Balance Openness with Security: Implement policies that make security an integral part of open development. For all government-adopted OSS projects, mandate robust bug bounty programs and independent third-party code audits. In other words, invite the world’s hackers to test Indian systems before the bad guys do, and have impartial experts scrutinize the code for weaknesses. This way, transparency doesn’t come at the expense of security – it bolsters it, by creating accountability and quick feedback loops to patch any cracks in the armor.
Conclusion: A Call for Digital Swaraj
Open-source is not a panacea or magic wand for all of India’s tech troubles. If anything, it acts as a mirror – reflecting India’s greatest strengths (ingenuity at scale, a democratic and collaborative spirit) while also exposing its weaknesses (fragmented governance, skill gaps, and patchy infrastructure). Yet, as the United States and China battle for dominance in the digital arena, India finds itself with a unique opportunity to chart a different course. By embracing the open-source model wisely, India can redefine OSS from a mere tool into an expression of digital swaraj – the idea of self-rule applied to the digital realm. In doing so, India would be asserting that its destiny online, as in the analog world, is ultimately in its own hands.
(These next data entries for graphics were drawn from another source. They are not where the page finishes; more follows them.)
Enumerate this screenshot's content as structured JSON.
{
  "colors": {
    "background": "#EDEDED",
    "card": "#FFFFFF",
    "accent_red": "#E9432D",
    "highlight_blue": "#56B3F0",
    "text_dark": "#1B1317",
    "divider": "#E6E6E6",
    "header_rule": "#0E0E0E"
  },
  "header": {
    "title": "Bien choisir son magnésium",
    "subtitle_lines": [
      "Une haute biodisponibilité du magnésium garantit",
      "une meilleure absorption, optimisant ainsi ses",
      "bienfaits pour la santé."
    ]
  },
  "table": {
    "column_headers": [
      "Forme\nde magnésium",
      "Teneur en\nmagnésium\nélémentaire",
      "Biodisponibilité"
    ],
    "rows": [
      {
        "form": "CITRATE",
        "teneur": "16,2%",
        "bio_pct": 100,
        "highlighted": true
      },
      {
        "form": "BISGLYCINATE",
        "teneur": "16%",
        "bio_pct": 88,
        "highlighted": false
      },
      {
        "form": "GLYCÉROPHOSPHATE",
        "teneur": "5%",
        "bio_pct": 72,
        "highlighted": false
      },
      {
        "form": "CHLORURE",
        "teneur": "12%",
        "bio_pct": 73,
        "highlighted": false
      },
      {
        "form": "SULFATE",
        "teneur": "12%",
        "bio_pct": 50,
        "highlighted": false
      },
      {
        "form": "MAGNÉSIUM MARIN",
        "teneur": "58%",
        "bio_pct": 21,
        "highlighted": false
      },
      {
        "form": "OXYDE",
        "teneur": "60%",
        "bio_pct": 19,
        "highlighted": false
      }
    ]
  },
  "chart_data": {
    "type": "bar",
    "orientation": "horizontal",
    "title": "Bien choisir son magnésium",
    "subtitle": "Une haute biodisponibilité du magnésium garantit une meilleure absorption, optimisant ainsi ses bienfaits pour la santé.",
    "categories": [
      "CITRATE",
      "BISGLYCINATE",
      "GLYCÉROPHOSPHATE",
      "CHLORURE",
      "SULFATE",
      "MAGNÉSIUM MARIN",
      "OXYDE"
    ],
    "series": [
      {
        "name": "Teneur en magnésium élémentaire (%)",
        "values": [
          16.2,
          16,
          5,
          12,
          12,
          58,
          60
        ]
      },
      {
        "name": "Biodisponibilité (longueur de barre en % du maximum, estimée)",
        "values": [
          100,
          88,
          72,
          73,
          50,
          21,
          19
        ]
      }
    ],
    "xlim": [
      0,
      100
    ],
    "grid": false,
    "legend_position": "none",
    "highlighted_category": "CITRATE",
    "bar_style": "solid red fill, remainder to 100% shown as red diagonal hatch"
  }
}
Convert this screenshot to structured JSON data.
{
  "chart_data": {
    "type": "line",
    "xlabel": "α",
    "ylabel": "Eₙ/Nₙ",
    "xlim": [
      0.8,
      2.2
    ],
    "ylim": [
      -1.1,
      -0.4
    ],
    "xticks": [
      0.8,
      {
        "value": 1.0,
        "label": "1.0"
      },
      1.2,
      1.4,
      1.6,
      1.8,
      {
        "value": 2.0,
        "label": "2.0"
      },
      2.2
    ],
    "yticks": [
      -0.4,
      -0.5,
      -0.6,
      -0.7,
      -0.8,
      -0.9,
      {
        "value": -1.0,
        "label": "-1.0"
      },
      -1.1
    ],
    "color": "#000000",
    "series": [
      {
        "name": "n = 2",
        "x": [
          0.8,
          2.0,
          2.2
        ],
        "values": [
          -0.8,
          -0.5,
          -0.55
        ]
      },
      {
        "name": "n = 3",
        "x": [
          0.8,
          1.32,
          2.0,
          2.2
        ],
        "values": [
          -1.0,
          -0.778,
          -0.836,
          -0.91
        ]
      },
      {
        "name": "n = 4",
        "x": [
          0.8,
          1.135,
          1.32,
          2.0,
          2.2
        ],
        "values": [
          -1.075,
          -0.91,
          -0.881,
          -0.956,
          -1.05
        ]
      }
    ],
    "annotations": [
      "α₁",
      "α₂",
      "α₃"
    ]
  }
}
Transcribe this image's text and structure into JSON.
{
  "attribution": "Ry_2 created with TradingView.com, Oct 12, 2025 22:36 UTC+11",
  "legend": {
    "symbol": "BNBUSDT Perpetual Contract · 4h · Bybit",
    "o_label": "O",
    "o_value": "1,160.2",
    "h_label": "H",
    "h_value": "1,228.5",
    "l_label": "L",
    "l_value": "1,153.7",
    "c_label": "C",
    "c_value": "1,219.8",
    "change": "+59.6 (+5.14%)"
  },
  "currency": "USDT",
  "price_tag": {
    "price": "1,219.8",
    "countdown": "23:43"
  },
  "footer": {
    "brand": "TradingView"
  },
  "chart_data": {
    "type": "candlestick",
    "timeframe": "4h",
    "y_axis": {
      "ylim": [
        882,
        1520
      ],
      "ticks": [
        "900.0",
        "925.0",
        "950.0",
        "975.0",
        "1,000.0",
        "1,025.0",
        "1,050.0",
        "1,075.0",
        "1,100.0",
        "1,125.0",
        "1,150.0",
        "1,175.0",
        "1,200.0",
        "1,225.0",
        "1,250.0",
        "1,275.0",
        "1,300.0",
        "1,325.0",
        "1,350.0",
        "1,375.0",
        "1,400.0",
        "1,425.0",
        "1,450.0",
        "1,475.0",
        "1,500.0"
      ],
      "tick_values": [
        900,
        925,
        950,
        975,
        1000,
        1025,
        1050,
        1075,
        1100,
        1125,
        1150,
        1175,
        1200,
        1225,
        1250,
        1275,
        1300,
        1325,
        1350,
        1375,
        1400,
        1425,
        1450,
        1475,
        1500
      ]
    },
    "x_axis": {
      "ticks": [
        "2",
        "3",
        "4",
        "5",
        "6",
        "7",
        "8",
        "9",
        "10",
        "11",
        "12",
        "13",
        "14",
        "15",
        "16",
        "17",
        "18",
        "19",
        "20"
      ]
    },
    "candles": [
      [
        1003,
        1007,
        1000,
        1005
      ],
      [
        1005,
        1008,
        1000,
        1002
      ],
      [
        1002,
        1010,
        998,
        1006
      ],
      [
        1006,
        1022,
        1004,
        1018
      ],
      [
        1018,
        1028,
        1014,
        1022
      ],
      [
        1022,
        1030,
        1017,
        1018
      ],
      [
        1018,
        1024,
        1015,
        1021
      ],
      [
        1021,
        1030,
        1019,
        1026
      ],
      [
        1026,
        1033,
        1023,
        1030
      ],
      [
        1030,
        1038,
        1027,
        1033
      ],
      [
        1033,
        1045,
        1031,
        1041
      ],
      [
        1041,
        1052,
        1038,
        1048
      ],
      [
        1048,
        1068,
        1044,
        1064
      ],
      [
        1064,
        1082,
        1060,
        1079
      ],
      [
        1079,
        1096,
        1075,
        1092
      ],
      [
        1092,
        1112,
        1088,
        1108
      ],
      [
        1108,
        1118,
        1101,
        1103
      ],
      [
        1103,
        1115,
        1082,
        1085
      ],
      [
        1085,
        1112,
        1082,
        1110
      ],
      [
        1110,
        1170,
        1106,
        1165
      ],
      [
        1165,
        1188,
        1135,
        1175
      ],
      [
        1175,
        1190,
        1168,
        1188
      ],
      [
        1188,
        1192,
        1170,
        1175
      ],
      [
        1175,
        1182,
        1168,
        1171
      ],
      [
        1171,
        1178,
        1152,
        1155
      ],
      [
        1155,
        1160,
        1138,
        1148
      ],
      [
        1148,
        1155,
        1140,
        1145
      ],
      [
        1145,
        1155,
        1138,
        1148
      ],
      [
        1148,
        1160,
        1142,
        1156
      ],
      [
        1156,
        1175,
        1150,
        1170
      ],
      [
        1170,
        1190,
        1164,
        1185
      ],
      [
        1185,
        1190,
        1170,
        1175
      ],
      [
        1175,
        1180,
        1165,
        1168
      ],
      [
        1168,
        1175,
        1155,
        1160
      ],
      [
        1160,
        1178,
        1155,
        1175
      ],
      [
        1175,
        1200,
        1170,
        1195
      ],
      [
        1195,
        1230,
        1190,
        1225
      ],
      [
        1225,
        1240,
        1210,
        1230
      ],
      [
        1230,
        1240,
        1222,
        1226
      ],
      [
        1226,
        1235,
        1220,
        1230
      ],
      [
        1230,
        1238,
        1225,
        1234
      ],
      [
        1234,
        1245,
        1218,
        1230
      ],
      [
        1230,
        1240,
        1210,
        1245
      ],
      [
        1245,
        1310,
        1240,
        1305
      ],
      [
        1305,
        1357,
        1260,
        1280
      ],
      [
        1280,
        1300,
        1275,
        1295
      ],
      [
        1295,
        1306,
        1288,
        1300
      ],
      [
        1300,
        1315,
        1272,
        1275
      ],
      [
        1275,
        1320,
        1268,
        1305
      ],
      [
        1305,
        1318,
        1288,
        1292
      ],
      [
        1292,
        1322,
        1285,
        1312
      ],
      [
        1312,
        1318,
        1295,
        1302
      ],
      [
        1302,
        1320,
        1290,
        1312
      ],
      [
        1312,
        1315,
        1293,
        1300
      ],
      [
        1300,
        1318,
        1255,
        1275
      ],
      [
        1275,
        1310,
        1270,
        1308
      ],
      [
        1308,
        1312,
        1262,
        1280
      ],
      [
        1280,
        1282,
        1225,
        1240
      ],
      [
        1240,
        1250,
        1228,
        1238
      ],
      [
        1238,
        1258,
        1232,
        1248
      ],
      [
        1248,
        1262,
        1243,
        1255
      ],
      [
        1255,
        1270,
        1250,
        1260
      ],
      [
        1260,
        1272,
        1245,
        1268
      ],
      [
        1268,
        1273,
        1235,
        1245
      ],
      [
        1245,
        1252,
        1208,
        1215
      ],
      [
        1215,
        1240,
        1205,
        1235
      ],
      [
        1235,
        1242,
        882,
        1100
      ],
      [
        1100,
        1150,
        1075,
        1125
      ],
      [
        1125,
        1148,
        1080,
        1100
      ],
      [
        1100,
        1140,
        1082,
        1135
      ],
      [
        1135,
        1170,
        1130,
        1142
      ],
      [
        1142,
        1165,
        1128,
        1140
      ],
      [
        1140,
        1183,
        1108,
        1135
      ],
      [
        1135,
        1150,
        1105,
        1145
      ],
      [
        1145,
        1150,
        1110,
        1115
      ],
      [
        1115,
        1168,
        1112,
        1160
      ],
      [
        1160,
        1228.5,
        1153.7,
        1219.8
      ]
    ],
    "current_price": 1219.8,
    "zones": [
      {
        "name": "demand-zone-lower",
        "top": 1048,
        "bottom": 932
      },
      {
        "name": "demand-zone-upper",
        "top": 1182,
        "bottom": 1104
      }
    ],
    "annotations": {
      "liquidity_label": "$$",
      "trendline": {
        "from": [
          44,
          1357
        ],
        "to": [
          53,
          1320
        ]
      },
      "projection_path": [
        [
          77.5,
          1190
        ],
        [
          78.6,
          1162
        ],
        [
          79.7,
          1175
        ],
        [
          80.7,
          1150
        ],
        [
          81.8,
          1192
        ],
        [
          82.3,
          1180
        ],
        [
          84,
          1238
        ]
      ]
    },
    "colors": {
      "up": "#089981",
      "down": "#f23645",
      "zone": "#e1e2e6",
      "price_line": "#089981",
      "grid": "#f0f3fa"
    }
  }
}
The stakes in this journey transcend technology; at heart, this is a debate about sovereignty and power. Will India remain just a consumer in the global tech marketplace, reliant on systems and standards set by others? Or will it become an architect of its own digital future, crafting platforms the world can also adopt? The answer lies in how ardently India pursues open-source not as a borrowed convenience, but as a homegrown manifesto for equitable progress. With openness guided by wisdom, and freedom fortified by foresight, India’s digital revolution can indeed live up to its promise – not only for India’s one billion-plus citizens, but as an inspiring model of tech self-determination for the world.